El reloj

Creativo

Sonaron seis campanadas del reloj, eran las mismas que sonaban diariamente, solo la luna o el sol indicaban si era la hora de despertar o la hora de dormir.

Emilia, abrió los ojos, observaba el mismo techo por los últimos cincuenta años, las mismas campanadas, la misma cama, el mismo cuarto, lo único diferente era el aroma a vacío de la mañana, la falta del beso de José María, que extrañaba al despertar. Apenas recuerda sus labios rancios al despertar, veinte años tratando que no se le fuera el último beso que se dieron.

Sonaron siete campanadas del reloj. Era la hora del café, tenía que levantarse. A los ochenta años el cuerpo tardaba en despertar, aunque sus pensamientos estuvieran despiertos. La misma rutina de ponerse las sandalias y caminar al baño, diez pasos desde la cama al baño, como los presos conocía a perfección la distancia del espacio en que vivía. Miro el rostro en el espejo, se veía envejecido, aunque para Emilia tenía la misma juventud. Era el espejo el que envejecía, no ella.
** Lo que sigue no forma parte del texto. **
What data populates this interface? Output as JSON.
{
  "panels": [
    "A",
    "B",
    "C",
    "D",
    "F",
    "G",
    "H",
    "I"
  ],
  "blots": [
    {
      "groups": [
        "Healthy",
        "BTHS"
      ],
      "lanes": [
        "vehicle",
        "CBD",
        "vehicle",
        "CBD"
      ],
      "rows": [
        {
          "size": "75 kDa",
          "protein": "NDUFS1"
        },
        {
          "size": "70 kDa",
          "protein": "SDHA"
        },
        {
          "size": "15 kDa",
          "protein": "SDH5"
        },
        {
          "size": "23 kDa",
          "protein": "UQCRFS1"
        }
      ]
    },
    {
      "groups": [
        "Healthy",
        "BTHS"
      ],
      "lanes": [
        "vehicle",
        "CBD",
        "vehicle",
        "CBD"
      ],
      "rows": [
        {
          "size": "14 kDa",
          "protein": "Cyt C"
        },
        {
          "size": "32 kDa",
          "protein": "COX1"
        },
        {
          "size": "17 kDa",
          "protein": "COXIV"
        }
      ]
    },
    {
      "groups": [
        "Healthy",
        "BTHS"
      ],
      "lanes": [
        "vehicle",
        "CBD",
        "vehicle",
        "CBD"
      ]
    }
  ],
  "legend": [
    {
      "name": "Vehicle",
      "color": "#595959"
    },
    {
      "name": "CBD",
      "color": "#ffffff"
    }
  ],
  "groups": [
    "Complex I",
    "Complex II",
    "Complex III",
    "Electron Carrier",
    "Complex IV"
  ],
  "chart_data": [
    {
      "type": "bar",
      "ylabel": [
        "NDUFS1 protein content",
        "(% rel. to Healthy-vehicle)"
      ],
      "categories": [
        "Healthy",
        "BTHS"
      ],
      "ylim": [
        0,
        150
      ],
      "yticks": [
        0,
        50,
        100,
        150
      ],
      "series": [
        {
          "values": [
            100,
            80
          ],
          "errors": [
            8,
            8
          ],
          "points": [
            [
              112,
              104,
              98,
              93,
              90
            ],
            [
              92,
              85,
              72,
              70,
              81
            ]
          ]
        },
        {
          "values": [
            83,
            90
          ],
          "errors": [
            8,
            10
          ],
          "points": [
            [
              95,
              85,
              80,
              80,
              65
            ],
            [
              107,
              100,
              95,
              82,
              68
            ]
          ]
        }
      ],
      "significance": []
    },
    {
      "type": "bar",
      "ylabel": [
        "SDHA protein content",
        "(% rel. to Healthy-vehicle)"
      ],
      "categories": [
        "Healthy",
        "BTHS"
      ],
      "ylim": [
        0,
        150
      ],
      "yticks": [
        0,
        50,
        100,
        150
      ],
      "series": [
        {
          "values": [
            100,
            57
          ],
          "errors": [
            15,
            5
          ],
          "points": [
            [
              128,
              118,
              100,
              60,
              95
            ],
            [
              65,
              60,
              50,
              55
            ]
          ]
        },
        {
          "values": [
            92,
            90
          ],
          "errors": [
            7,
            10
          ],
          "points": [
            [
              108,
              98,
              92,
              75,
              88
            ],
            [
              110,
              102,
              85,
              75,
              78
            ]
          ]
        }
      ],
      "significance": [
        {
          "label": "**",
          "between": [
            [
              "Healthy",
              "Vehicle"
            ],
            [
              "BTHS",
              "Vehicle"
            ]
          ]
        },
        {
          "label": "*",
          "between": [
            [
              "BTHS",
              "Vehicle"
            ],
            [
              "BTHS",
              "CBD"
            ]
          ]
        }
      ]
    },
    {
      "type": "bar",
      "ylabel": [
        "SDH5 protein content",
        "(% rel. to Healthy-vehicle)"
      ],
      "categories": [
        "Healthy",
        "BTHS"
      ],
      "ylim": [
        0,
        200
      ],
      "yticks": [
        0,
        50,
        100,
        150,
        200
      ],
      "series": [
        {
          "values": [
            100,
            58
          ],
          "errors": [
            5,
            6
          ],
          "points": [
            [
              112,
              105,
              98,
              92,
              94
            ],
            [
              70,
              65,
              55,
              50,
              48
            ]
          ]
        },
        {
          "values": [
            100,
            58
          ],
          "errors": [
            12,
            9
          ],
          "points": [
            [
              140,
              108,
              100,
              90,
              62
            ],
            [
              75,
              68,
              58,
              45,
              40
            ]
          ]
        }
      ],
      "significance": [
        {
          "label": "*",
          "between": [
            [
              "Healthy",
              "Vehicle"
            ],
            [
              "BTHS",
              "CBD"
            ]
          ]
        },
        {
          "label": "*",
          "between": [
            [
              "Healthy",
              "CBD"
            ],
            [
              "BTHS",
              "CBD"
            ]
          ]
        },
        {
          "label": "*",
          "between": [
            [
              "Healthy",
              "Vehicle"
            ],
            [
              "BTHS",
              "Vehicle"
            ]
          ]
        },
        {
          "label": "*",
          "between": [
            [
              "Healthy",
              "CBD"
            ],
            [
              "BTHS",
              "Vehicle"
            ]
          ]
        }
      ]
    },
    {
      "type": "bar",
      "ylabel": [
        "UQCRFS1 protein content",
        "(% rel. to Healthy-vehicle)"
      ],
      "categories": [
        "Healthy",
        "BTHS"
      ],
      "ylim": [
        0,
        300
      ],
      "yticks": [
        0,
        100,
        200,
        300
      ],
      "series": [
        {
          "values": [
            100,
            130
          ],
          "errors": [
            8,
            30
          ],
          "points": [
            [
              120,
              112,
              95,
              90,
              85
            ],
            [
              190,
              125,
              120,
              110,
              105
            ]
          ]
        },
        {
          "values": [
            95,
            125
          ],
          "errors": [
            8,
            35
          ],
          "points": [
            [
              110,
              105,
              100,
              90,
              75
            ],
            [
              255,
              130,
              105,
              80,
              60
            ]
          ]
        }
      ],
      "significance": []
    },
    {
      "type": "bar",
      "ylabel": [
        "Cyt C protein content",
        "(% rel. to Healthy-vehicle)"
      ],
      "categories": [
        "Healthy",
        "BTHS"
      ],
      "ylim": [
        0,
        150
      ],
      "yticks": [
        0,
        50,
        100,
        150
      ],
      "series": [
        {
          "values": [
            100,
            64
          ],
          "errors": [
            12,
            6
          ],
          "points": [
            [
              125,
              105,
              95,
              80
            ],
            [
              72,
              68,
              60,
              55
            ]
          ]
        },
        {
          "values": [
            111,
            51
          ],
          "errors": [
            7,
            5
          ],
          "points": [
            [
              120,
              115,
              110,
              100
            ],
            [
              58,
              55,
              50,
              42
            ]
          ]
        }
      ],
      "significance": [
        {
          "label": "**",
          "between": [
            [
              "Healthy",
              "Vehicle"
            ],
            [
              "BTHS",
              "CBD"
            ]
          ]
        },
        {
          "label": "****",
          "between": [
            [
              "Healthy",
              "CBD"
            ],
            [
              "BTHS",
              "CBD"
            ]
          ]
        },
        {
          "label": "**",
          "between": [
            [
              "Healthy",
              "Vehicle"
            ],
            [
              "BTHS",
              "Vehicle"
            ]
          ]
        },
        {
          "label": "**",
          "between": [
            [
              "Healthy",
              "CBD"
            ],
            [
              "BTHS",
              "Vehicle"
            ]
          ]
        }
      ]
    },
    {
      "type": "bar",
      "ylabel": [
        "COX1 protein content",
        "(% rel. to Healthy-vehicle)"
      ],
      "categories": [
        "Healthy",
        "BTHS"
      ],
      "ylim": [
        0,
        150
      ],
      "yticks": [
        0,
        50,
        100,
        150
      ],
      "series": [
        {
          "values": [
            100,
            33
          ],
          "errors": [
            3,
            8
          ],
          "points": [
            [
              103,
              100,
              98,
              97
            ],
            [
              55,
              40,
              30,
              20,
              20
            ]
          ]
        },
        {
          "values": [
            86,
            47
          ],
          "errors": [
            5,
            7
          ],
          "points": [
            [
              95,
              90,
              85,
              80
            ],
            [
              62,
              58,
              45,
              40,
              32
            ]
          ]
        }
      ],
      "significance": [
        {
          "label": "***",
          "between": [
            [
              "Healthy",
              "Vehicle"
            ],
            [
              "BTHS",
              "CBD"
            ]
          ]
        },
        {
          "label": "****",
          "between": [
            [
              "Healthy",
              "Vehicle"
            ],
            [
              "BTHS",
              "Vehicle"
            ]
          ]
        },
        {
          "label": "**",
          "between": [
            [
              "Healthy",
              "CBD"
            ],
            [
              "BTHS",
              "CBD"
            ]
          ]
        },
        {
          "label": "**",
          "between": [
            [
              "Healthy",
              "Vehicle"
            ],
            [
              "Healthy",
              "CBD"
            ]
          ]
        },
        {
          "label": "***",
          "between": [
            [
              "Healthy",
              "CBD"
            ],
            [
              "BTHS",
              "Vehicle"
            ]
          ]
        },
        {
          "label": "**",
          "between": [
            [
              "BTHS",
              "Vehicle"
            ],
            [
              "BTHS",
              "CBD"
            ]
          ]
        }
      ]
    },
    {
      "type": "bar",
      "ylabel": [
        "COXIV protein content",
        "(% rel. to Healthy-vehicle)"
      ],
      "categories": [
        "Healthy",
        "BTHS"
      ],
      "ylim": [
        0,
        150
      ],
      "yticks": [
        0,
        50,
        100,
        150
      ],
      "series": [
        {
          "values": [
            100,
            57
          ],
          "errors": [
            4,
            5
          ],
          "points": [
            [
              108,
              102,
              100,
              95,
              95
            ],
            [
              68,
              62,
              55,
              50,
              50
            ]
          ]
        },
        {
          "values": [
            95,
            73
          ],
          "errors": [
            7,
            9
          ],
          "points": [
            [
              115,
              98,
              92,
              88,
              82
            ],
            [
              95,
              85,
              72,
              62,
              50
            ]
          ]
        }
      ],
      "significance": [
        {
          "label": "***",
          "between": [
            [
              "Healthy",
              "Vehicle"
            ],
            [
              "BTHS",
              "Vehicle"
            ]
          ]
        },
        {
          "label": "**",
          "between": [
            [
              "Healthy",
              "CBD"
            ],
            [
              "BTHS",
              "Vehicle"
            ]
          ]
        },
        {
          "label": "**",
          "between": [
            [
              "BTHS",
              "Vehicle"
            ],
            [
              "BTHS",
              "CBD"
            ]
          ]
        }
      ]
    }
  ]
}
Se cambió la bata de dormir, se puso la bata de la casa, porque a esa edad toda la ropa eran batas, las de dormir, las de la casa, las de salir, para las pocas veces que salía. El único vestido era negro, para visitar el funeral de las amigas, ya le quedaban pocos funerales.

Sonaron ocho campanadas. Emilia siente que estuvo mucho más tiempo en el baño. Pasé rato observándome en el espejo, se dijo, el tiempo pasa más lento a esta edad. El vapor de la cafetera anunciaba que ya estaba lista. El café sin azúcar era el fiel amigo. A veces se preguntaba si extrañaría el café, de la misma forma que extrañaba a José María del que tanta falta le hacían las manías de viejo y los pellizcos al azar en las nalgas. Se le dibujó una sonrisa pícara .

Se sentó en la mecedora sorbiendo el café, la misma mecedora, el mismo balcón, las mismas nubes, la casa del frente con sus árboles, que al igual que ella habían envejecido. Todos los días la mirada lánguida hacia un vacío indefinido, el mismo pensamiento, la visita de los dos hijos. Desde que José María murió apenas la visitaban o la llamaban. Como si José María los hubiera parido. Ese día esperaba que la visitarán.

Sonó una campanada. Cómo pasan las horas. Me toca el almuerzo. Quince pasos del balcón a la cocina. Sacó de la nevera un envase plástico con una comida que no recordaba el tiempo que llevaba, pero para ella, cualquier cosa le servía de alimento. Con poco llenaba su barriga, después de todo los viejos comen poco. Recordó los grandes almuerzos que le preparaba a José María y lo que decía que como jefe de la familia tenía que ser bien servido con una comida completa. Eran unas viandas con un poco de bacalao. Comida de pobres, pensaba.

Caminó a la marquesina, veinte pasos, necesitaba regar las plantas, los hijos de las mismas plantas que treinta años atrás sembró en los mismos tiestos y que no abandonan a sus madres. Las amigas que nunca mueren, pese a sequías, tormentas y huracanes. Observa cómo se refrescan y abren sus hojas en señal de saludos.

Sonaron cuatro campanadas. El tiempo no se detiene como se paralizan los pensamientos. Recordaba en la mecedora la llegada de los hijos de la escuela. La algarabía que formaban frente al silencio y la soledad del hogar. Las sonrisas por las incidencias en la escuela, las frustraciones ante el fracaso en algún examen escolar, las peleas por el programa de televisión a ver, los pedidos cómplices ante ella por la terquedad de José María que ellos entendían que no los complacía en sus antojos. Lo que nunca entendieron era que José María trabaja fuerte para apenas sostener a su familia. El silencio apagó sus pensamientos. El vació lo llenaron la soledad y la tristeza frente a la ausencia de los hijos. Era la hora de comer. Quince pasos del balcón a la cocina. Las mismas viandas el mismo bacalao.

Sonaron siete campanadas. Diez pasos del baño a la cama. La misma bata de dormir. El mismo aroma a tiempo pasado y húmedo. La misma cama, la misma soledad, el mismo vació, la misma frialdad. El mismo techo que observaba al despertar que de noche se transformaba porque no se veían las telarañas ante la tenue iluminación de la lámpara de noche.

Sonaron ocho campanadas. Hora de dormir. Buenas noches, José María, mañana sí vendrán nuestros hijos. Te amo. Y un beso flotó sin rumbo en el aire.

Sonaron once largas campanadas que quebrantaron el silencio de la oscuridad. Aún Emilia no conciliaba el sueño como en todas las noches, pensando por qué los hijos eran tan ingratos con ella. La almohada se humedecía, con las mismas lágrimas.